Sunday, July 21, 2013

Lightning Bugs
My distant cousins and one of their Mom’s, my Aunt Pat, held a family reunion this weekend and I was feeling bummed about being unable to go. I looked (lurked) on Face Book and saw some of their posts about how excited they were, their safe travel wishes to each other, and camping on the shores of Lake Superior and I got to wondering if they saw any lightning bugs. Whether you call them fireflies, or lightning bugs they are all the same little nocturnal beetles that never fail to delight me and make me smile over childhood memories of catching them. Lightning bugs are widespread and can be found on hot summer nights in many places all over the world. They have a life span of about two months. They use their signature blinking bioluminescence patterns unique to each species for attracting potential mates and kids up late, past their school days bedtimes. I remember pulling them apart and smearing their squished abdomens on my face like war paint that glowed in the dark, though not as long as glow sticks, but long enough to scare my twin brother.
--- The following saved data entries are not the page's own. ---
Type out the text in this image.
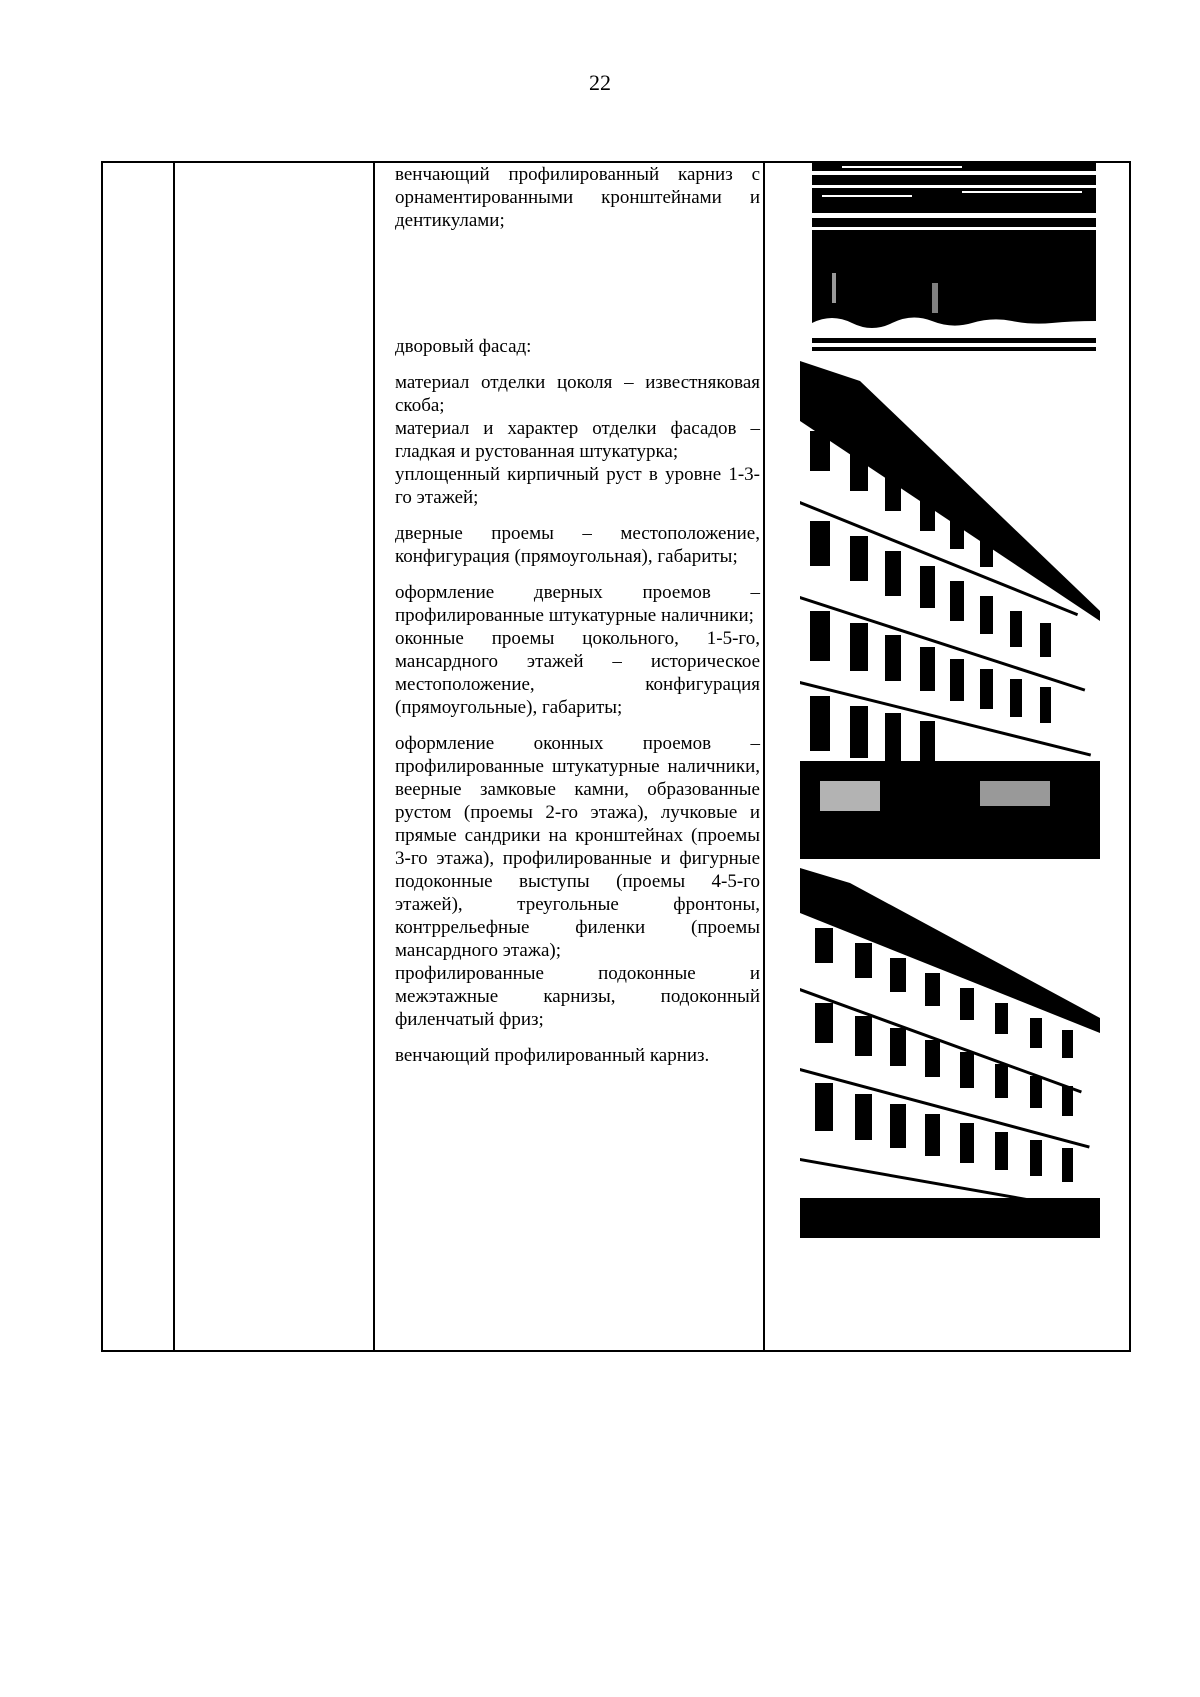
22

венчающий профилированный карниз с орнаментированными кронштейнами и дентикулами;

дворовый фасад:

материал отделки цоколя – известняковая скоба;

материал и характер отделки фасадов – гладкая и рустованная штукатурка;

уплощенный кирпичный руст в уровне 1-3-го этажей;

дверные проемы – местоположение, конфигурация (прямоугольная), габариты;

оформление дверных проемов – профилированные штукатурные наличники;

оконные проемы цокольного, 1-5-го, мансардного этажей – историческое местоположение, конфигурация (прямоугольные), габариты;

оформление оконных проемов – профилированные штукатурные наличники, веерные замковые камни, образованные рустом (проемы 2-го этажа), лучковые и прямые сандрики на кронштейнах (проемы 3-го этажа), профилированные и фигурные подоконные выступы (проемы 4-5-го этажей), треугольные фронтоны, контррельефные филенки (проемы мансардного этажа);

профилированные подоконные и межэтажные карнизы, подоконный филенчатый фриз;

венчающий профилированный карниз.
A more humane memory is one of keeping captured lightning bugs in a glass jar with some hastily harvested blades of grass tucked in there and holes in the lid under my bed only to find they’d escaped in the night. Either the holes were too big allowing them to crawl out or someone who consoled me as I cried over the dead ones in the jar from the night before set them free. I’d like to think the latter now even though I remember swearing my sister to silence over their escape knowing my mother would be extremely unhappy if she found bugs on the loose inside our house.

Over the years, I've seen lightning bugs in not only in Michigan and northern states but also in Florida, Georgia, and on Andros Island, Bahamas. I hope some made an appearance at the family reunion too.